Bad Goalie
Registered User
- Jan 2, 2014
- 20,094
- 8,818
It's just possible he plays better up here than in Utica defensively. The superior structure here could mask his defensive deficiencies.
You could be right, but he will face one on ones in the NHL just like he does in Utica and he has been walked on many occasions like a highway directional cone. The forwards at the NHL level are more skilled and faster.
He will have to make passes under supreme duress where he has choked on many occasions and flipped weak passes into nowhere or made the blind backhand pass hoping he had a mate in the vicinity only to find out he passed the puck directly to an opponent. He has also passed the puck to a mate covered like a blanket and left that guy to deal with the pressure. The NHL forecheckers are faster, harder hitting, and better at cutting off passing lanes. He is weak at the net front and abandons his D-spot too soon in order to get up ice on the attack, which has left him somewhere out above the circle to the blueline when the opponent has the puck back down low working to score against one less D-man.
Someone is always bailing this guy out and a I wonder how long his +17 can last. His offesnsive numbers have allowed him to get halfway there and the efforts of others have saved his ass over and over again.
Not so sure this defensive style translates to 2-way D like Green will expect. He gave Subban free license to create as long as he carried out his own zone responsibilities first. That minimized his numbers, but he put up 36 points in both seasons under Green. Defensively he still proved to be a train wreck and was traded. Apparently the Ontario coach had tougher requirements greatly limiting his offense (8 Pts/36 GP) and Toronto was equally serious about the D first rule (18 Pts/48 GP).
Green, who was accused of stifling his offense, got a lot more production from him, but he was -5 and -12 his 2 years under Green. However, Ontario wasn't any more successful with him defensively, -9 while getting almost nothing from him offensively.The Marlies got his D under control, -1 and garnered a little more offense from him, but nothing special.
He is currently in the EBEL, the Austrian elite league, where he has 15 Pts in 38 GP and is a whopping -17.
Brogan Rafferty has offensive stats padded by his PP 1 numbers. He can move the puck up ice if he gets it in open space. He dose not elude opponents in his own end with slick moves on his skates accompanied by elite stick handling. Given enough open ice he can eventually elude opponents, but taking the puck into traffic at the blueline he loses it on most occasions. He's real good where he's good, but very weak where he isn't. It's those weak areas that require him to keep working in the AHL so he doesn't bomb out before he's ready or just gets pigeon holed into a lesser role than he might have reached if left alone to develop. So far Vancouver is following that recipe. My handling of him would keep it that way.
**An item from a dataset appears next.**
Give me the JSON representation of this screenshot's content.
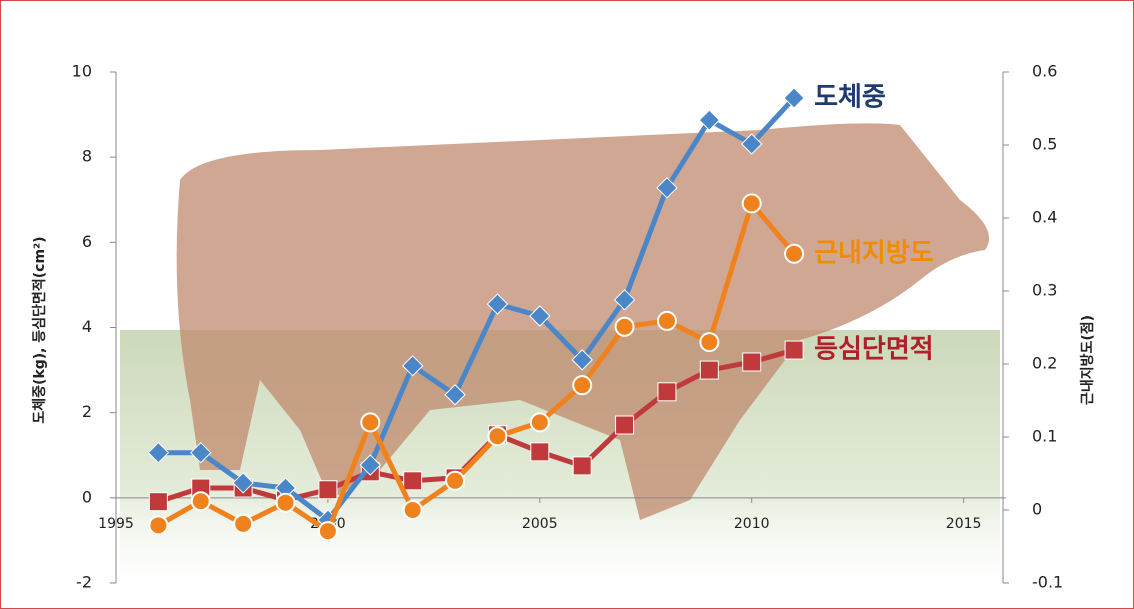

He dearly misses, as does the rest of this D-corps, a real, actual veteran D-man of proven NHL talent like Schenn or Huskins. These kids would be improving in their development daily with an on ice/bench advisor, mentor/coach, role model. It was insane to expect a bunch of kids to actually go a full season and not level off and then regress as the competition got stronger and stronger. We have seen them start out very weak, improve above that level, and then hit a wall. Now we are seeing them regress to many of the same bad habits it seemed they were getting past. I blame this on 2 things. 1) A lack of coaching ability to get certain required details across to these kids and then not holding them responsible for repeated errors. 2) The failure to sign a veteran leader to bring these kids along. You ant the kids to develop? Bring in the guy(s) who have a better chance of making that happen and you have to be willing to pay for it. It doesn't matter if the guy is on a 2-way. You don't even have to have him on an NHL contract. Give NHL money on an AHL contract and give him some term if that helps sign him. Crimey, they have given Bancks and Hamilton 2 successive 2-yr contracts. Wouldn't that money have been better spent signing a guy who can help get the D on top of their game? A top team gets built from the goal out. Vancouver slipped up big time by overlooking the middle part which I consider the most important piece. It doesn't matter how many goals you score if you allow the opponent to score more.